- The former governor of Montana and head of the Republican National Committee said the US republic could be “at risk.”
- He said he noticed a shift over the past decade-and-a-half due, in part, to social-media platforms.
- “It seems almost impossible to me to manage the noise,” he said, according to the Casper Star-Tribune.
Marc Racicot, the former governor of Montana and head of the Republican National Committee, said the future of the US republic was “at risk” due to the changing culture in the country, and due to social-media platforms.
According to a report Saturday from the Capser Star-Tribune, Racicot made the comments at the 100th annual meeting of the Montana Taxpayers Association, which was held December 8. Racicot was the event’s luncheon speaker, according to a report from the Independent Record.

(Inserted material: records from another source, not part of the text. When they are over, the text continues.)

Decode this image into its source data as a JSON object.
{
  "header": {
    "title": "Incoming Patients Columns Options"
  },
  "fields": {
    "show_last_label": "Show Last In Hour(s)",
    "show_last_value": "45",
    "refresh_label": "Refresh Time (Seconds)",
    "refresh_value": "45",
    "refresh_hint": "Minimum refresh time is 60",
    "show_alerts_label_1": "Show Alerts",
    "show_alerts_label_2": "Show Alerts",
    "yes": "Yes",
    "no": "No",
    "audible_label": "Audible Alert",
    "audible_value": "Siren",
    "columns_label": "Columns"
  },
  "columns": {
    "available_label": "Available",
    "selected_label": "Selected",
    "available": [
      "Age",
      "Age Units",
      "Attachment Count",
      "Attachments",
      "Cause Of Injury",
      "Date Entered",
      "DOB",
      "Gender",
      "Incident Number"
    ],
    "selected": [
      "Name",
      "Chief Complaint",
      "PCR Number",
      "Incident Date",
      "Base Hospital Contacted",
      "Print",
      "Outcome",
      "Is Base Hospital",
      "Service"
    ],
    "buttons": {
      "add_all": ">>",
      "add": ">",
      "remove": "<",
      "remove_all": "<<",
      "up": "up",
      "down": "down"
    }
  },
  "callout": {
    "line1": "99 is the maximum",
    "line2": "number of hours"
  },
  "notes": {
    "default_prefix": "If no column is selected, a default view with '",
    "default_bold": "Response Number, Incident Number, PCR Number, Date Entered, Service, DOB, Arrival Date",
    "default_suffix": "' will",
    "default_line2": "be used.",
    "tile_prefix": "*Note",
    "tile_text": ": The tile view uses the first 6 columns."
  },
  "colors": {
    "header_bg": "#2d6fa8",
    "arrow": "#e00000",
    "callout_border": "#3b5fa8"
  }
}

“The most probable way for our republic to vanish is through a lack of honor and fidelity. Not surprisingly that is precisely what is required by our constitutional oath of office,” the Republican said, according to the Star-Tribune.
Racicot, 73, served as head of the RNC from 2002 to 2003 and before that was the state attorney general from 1989 to 1993 and the governor from 1993 to 2001, the report said.
“Fidelity is the exact opposite of seeking power for its own sake, which as history reveals, at the end of the day, is really a fool’s errand,” Racicot said at the luncheon, according to the Star-Tribune.
“Without accepting, embracing and discharging one’s duties as guided by fidelity, it is inevitable that the life of our republic will over time, like grains of sand passing through an hourglass, be at risk,” he added.
Racicot last year in an interview with Yellowstone Public Radio said he planned to cast a ballot for now President Joe Biden, the Democratic candidate, saying of former President Donald Trump “at the end, the content of a man’s character or a woman’s character to serve in that capacity is more important than any other issue that I have to consider as a matter of conscience.”
He also said he hadn’t voted for Trump in 2016, either, adding he had more concerns about him last year than four years prior.
He also said that the relationship between people in the US and their neighbors had shifted, and said that social-media had made it more difficult to effectively communicate and understand each other’s differences.
“That’s how much of the country and much of the world talks to each other these days,” he said at the December 8 event of social-media platforms. “It’s dizzying, it’s vacuous and it’s perilous.”
“It seems almost impossible to me to manage the noise, to control the flood of unverified and frequently inaccurate communications, conceived in anger and competition and then regretted because of all the blathering that is now a matter of public record,” he added, according to the report.